AdvancingModel-Based Design by Modeling Approximations of Computational Semantics

Over the past decades, engineered systems have increasingly come to rely on embedded computation in order to include advanced and sophisticated features. The unparallelled flexibility of software has been a blessing for implementing functionality with a complexity that could not have been imagined heretofore. One important manifestation of this is in the use of software as the universal system integration mechanism. With the increasing use, however, has come a suite of difficulties in effectively employing software engineering practices because (i) C (the language of choice in embedded software implementation) is very close to the hardware implementation and (ii) software engineering methods typically only consider logical correctness, irrespective of critical characteristics for embedded computation (e.g., response time).

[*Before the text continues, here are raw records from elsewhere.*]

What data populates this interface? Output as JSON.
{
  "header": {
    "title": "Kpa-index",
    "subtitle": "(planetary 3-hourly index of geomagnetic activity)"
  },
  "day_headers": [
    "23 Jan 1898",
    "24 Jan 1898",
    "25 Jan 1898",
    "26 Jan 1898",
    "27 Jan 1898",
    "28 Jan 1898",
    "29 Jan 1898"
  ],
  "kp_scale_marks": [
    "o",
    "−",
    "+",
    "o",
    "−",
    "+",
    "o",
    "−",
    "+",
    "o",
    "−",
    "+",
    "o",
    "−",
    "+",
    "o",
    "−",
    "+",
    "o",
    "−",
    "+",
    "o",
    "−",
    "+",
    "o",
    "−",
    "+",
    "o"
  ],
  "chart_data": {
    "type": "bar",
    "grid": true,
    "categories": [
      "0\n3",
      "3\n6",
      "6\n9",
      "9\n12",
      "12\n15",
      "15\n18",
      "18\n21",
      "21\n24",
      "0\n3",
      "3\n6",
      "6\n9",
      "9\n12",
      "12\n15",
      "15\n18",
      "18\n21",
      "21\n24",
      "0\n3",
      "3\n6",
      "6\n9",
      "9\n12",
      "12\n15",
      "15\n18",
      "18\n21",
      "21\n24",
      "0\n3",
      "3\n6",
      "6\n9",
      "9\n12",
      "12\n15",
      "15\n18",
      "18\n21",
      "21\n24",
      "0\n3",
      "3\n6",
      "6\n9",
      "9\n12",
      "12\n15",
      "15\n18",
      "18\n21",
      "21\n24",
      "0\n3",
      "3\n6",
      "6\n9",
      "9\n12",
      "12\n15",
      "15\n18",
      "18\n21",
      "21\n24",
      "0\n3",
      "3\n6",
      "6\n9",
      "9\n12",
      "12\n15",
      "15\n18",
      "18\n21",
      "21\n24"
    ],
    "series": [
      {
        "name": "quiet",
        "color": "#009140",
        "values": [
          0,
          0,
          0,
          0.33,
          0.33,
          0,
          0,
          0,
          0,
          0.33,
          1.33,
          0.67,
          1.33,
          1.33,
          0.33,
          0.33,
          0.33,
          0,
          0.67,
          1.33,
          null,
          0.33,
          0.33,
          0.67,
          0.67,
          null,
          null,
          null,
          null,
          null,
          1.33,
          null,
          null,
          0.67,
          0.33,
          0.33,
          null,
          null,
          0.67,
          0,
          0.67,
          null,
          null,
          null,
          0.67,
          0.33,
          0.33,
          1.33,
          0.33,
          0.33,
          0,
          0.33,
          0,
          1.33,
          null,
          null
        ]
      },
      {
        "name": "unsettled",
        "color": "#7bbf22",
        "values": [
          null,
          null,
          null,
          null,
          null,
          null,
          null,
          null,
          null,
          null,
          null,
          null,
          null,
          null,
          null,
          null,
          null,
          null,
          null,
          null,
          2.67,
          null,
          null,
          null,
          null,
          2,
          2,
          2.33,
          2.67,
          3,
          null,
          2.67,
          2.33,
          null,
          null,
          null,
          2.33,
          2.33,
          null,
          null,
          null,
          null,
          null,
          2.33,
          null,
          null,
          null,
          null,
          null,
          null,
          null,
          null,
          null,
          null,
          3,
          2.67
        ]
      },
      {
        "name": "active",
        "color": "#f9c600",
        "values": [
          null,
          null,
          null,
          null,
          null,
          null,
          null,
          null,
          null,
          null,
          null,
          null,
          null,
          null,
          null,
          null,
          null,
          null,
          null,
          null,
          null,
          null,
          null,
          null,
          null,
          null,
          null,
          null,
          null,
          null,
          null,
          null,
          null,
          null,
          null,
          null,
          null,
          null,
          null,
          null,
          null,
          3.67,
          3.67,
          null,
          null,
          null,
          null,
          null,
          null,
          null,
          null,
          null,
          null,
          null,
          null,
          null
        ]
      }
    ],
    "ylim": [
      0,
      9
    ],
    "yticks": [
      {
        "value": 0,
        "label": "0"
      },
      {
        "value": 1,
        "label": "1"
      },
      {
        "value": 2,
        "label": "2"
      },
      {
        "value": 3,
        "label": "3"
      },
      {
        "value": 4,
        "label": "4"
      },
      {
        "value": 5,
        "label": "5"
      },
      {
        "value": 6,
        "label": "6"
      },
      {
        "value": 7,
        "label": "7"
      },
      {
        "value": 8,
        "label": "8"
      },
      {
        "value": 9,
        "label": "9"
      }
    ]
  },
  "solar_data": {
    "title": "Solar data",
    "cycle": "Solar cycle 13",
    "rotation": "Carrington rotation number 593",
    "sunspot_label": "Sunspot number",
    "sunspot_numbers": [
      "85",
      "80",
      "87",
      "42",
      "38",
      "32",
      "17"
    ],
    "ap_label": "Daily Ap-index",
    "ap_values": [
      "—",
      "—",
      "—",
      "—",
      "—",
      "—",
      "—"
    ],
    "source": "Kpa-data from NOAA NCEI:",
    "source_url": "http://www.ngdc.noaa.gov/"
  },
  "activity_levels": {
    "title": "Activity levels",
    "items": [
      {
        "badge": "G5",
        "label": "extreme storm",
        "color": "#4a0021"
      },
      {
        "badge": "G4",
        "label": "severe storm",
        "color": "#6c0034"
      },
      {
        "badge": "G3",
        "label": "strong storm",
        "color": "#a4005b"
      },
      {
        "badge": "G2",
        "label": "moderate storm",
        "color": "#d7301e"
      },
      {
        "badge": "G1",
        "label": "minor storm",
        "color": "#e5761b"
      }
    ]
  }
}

To address these problems, Model-Based Design helps raise the level of abstraction while accounting for such critical characteristics. The corresponding models are designed using high-level formalisms such as block diagrams and state transition diagrams whose meaning is particularly intuitive because of their executable nature. The necessity to support increasingly complicated language elements, however, has caused the underlying execution engine to explode in complexity. As a result, the meaning of the high-level formalisms exists almost exclusively by merit of simulation. This paper attempts to present the challenges faced by the current state of Model-Based Design tools and outlines a solution approach by modeling the execution engine.